Rand Paul, Chris Christie May Share NJ Stage.

Image: Rand Paul, Chris Christie May Share NJ Stage

By Courtney Coren

Sen. Rand Paul may be sharing the stage next week with his ideological rival, Chris Christie, when Paul visits New Jersey to campaign for GOP Senate candidate Steve Lonegan.

Paul is scheduled to appear with Lonegan Sept. 13 in Clark, N.J. Christie also has been invited to take part in the event, but the governor’s camp has not indicated if he will attend, Politico reported.

Lonegan is in an uphill battle against Newark Mayor Cory Booker for the U.S. Senate seat previously held by the late Sen. Frank Lautenberg. Booker leads by 28 points, according tothe latest poll by Fairleigh Dickinson University.

The election is Oct. 16.

A feud broke out between Paul and Christie in July when the New Jersey governor called the libertarian views of some Republicans “dangerous,” specifically naming Paul, after they voted to reduce funding for the National Security Agency following reports of the NSA data collection scandal.
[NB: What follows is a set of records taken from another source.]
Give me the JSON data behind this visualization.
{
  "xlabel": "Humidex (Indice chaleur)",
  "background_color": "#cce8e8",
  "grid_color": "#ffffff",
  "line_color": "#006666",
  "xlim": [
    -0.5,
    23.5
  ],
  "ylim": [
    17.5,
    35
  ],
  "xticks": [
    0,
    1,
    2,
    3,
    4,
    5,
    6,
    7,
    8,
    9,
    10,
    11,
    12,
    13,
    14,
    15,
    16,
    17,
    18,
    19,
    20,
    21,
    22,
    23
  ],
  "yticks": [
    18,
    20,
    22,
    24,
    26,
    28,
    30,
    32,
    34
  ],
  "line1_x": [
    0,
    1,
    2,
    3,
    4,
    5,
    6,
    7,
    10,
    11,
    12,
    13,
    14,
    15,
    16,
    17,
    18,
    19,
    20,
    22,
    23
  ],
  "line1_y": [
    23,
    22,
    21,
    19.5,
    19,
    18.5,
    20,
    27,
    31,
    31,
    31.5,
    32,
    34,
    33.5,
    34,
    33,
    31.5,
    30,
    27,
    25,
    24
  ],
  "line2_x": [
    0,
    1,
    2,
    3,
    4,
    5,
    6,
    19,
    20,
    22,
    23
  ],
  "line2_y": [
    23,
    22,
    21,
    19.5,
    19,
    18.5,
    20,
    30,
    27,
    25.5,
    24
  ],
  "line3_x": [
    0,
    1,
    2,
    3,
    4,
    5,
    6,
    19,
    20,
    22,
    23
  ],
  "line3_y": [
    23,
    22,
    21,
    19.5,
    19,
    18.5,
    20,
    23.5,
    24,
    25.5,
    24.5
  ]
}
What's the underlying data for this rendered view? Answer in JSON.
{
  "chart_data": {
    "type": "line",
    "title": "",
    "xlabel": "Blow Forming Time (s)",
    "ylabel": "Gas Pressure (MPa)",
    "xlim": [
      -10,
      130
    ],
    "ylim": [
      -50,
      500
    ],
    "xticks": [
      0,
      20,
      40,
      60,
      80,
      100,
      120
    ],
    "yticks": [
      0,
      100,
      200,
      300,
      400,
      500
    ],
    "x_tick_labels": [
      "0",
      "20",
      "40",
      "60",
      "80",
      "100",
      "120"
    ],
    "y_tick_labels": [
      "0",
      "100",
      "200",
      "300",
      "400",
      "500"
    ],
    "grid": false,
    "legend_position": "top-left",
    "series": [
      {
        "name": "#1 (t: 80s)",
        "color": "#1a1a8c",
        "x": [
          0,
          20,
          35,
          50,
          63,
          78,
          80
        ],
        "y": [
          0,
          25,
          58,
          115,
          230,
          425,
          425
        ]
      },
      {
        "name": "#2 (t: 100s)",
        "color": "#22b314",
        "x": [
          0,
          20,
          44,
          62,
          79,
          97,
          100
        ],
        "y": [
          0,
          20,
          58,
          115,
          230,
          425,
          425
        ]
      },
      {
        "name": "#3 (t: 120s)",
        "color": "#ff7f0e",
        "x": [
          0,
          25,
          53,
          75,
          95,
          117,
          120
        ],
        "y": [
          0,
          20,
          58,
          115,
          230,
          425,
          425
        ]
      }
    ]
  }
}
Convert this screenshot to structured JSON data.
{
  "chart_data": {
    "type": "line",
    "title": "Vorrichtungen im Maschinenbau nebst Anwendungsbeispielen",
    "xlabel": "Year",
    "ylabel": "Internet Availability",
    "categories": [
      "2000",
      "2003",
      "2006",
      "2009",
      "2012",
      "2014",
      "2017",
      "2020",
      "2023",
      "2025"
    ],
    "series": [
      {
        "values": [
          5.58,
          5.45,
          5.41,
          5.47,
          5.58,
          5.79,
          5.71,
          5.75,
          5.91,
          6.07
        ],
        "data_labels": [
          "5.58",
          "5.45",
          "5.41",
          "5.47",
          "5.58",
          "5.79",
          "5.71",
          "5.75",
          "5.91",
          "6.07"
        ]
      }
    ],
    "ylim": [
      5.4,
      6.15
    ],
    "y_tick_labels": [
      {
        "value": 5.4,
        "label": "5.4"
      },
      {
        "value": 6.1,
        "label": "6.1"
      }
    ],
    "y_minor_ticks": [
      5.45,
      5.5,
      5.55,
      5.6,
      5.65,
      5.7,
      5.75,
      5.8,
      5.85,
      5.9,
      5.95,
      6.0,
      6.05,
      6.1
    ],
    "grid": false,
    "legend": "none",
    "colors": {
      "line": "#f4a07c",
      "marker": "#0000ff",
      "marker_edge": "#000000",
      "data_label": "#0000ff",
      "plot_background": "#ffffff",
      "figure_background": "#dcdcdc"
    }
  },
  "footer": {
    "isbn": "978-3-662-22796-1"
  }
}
Paul has called a truce and offered to meet with Christie over beers, but the two have yet to officially put aside their differences.

In addition to the Lonegan fundraiser, Paul and Christie have a chance to mend political fences at a Sept. 23 fundraiser hosted by New York Jets owner Woody Johnson and Republican National Committee chairman Reince Priebus. Both are scheduled to appear, as are other potential candidates for the 2016 GOP presidential nomination.

Despite the feud, Paul recently told Newsmax, he would support Christie if Christie was the nominee.